Diagnostic	What it tells you	Typical action
T2 dominated by PC 1	Shift in the dominant mode of variation	Check for process mean shift
T2 dominated by higher PCs	Shift in a minor mode	Check for subtle process changes
SPE spike in a specific region	New variation not in the model	Inspect that region for sensor fault
SPE uniformly elevated	Global model inadequacy	Consider adding more PCs

In a multi-variable setting (using mf.spm.phase1()), the contributions are further broken down by variable, allowing you to identify which sensor or measurement channel is responsible for the alarm.

Elastic SPM

When functional data exhibit phase variation (timing differences between curves), standard SPM charts based on Euclidean FPCA can produce false alarms. Elastic SPM separates amplitude and phase components, monitoring each with its own control chart.

# Phase I: build elastic chart
chart_elastic <- spm.elastic.phase1(fd_train, ncomp = 3, alpha = 0.05,
                                     monitor.phase = TRUE, warp.ncomp = 3)

# Phase II: monitor new data
mon_elastic <- spm.elastic.monitor(chart_elastic, fd_test)

The elastic chart produces dual T²/SPE statistics for both amplitude and phase. Amplitude alarms indicate changes in curve shape; phase alarms indicate changes in timing or dynamics.

For a comprehensive tutorial on elastic SPM and advanced monitoring methods, see vignette("articles/advanced-spm").

Partial Domain Monitoring

In many applications, we need to monitor curves before they are fully observed — for example, monitoring a batch process while it is still running. Partial domain monitoring completes the unobserved portion of the curve and projects it through the existing control chart.

# Monitor a curve observed over only the first 70% of the domain
partial_values <- new_curve[1:35]  # first 35 of 50 grid points
result <- spm.monitor.partial(chart, partial.data = partial_values,
                               n.observed = 35,
                               completion = "conditional")
result$t2        # T² statistic
result$t2.alarm  # whether alarm is triggered

Three completion methods are available: "conditional" (BLUP, recommended), "projection" (scaled inner products), and "zero_pad" (mean padding).
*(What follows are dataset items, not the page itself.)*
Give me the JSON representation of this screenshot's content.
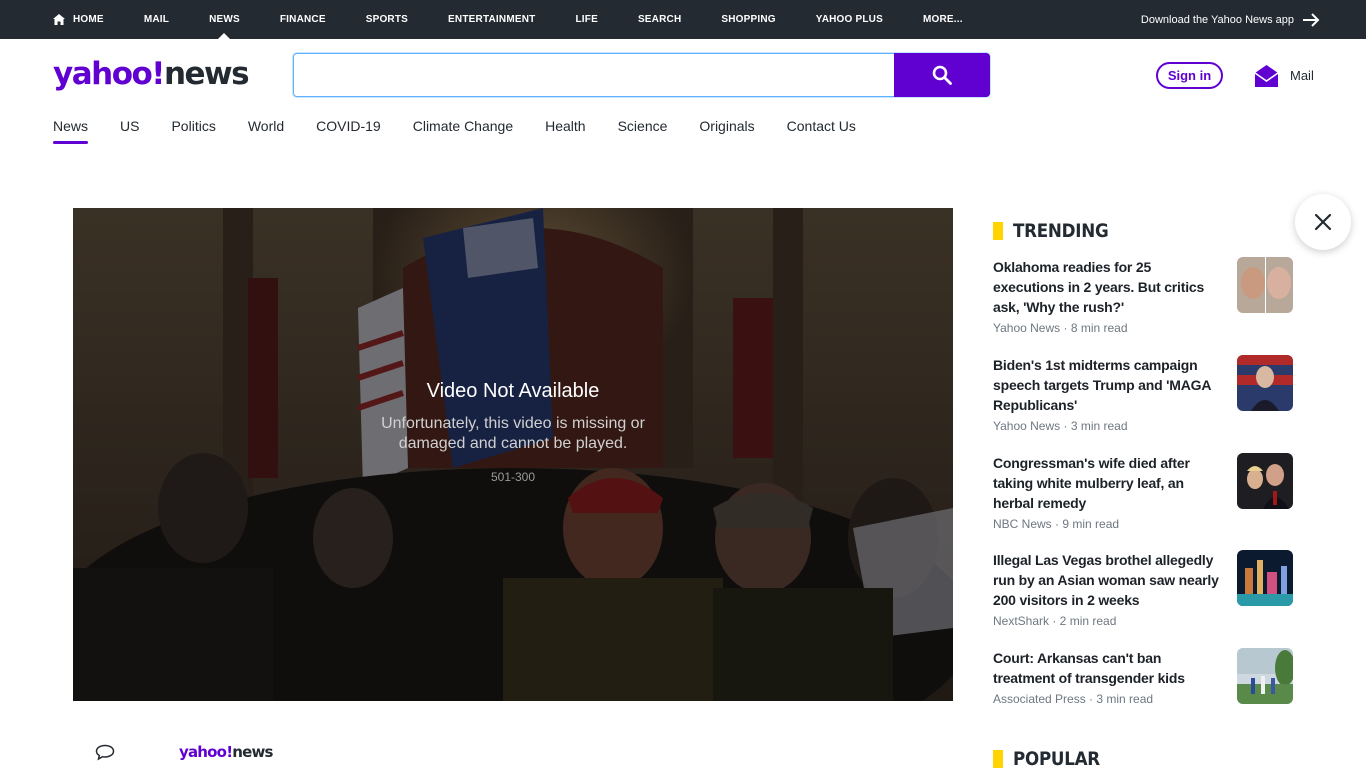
{
  "topnav": {
    "items": [
      "HOME",
      "MAIL",
      "NEWS",
      "FINANCE",
      "SPORTS",
      "ENTERTAINMENT",
      "LIFE",
      "SEARCH",
      "SHOPPING",
      "YAHOO PLUS",
      "MORE..."
    ],
    "download_app": "Download the Yahoo News app"
  },
  "header": {
    "logo_part1": "yahoo!",
    "logo_part2": "news",
    "search_placeholder": "",
    "signin_label": "Sign in",
    "mail_label": "Mail"
  },
  "subnav": {
    "items": [
      "News",
      "US",
      "Politics",
      "World",
      "COVID-19",
      "Climate Change",
      "Health",
      "Science",
      "Originals",
      "Contact Us"
    ]
  },
  "video": {
    "title": "Video Not Available",
    "message": "Unfortunately, this video is missing or damaged and cannot be played.",
    "code": "501-300"
  },
  "trending": {
    "heading": "TRENDING",
    "items": [
      {
        "title": "Oklahoma readies for 25 executions in 2 years. But critics ask, 'Why the rush?'",
        "meta": "Yahoo News · 8 min read"
      },
      {
        "title": "Biden's 1st midterms campaign speech targets Trump and 'MAGA Republicans'",
        "meta": "Yahoo News · 3 min read"
      },
      {
        "title": "Congressman's wife died after taking white mulberry leaf, an herbal remedy",
        "meta": "NBC News · 9 min read"
      },
      {
        "title": "Illegal Las Vegas brothel allegedly run by an Asian woman saw nearly 200 visitors in 2 weeks",
        "meta": "NextShark · 2 min read"
      },
      {
        "title": "Court: Arkansas can't ban treatment of transgender kids",
        "meta": "Associated Press · 3 min read"
      }
    ]
  },
  "popular": {
    "heading": "POPULAR"
  },
  "footer": {
    "logo_part1": "yahoo!",
    "logo_part2": "news"
  },
  "colors": {
    "brand_purple": "#6001d2",
    "topbar": "#232a31",
    "accent_yellow": "#ffd400"
  }
}
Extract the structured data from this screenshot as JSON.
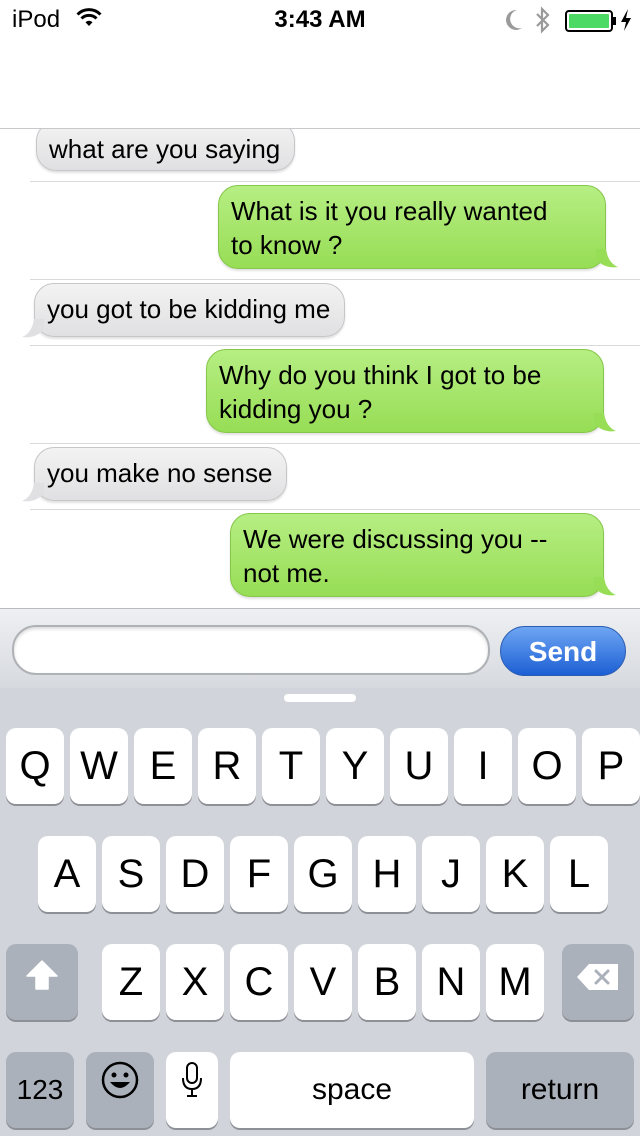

For profile monitoring with covariates and batch processing of partial curves, see vignette("articles/profile-partial-monitoring").

Comparison of Methods

Method	Detects	Best for
T²	Mean shifts in the PC score space	Location changes in dominant modes
SPE	Changes not captured by the PCs	New types of variation, sensor drift
EWMA	Small persistent shifts	Gradual process degradation
FRCC	Shifts in the relationship between curves and covariates	Regression-based monitoring
CUSUM	Small sustained shifts	Drift detection with tunable sensitivity
MEWMA	Multivariate small shifts	Persistent shifts across multiple components
AMEWMA	Shifts of unknown size	Adaptive smoothing for mixed shift sizes
Elastic	Phase/amplitude changes	Phase-variable processes
Partial	Early detection mid-curve	In-progress batch monitoring

References

Colosimo, B.M. and Pacella, M. (2010). A comparison study of control charts for statistical monitoring of functional data. International Journal of Production Research, 48(6), 1575–1601.
Paynabar, K., Jin, J., and Pacella, M. (2013). Monitoring and diagnosis of multichannel nonlinear profiles using uncorrelated multilinear principal component analysis. IIE Transactions, 45(11), 1235–1247.
Grasso, M., Colosimo, B.M., and Pacella, M. (2014). Profile monitoring via sensor fusion: the use of PCA methods for multi-channel data. International Journal of Production Research, 52(20), 6110–6135.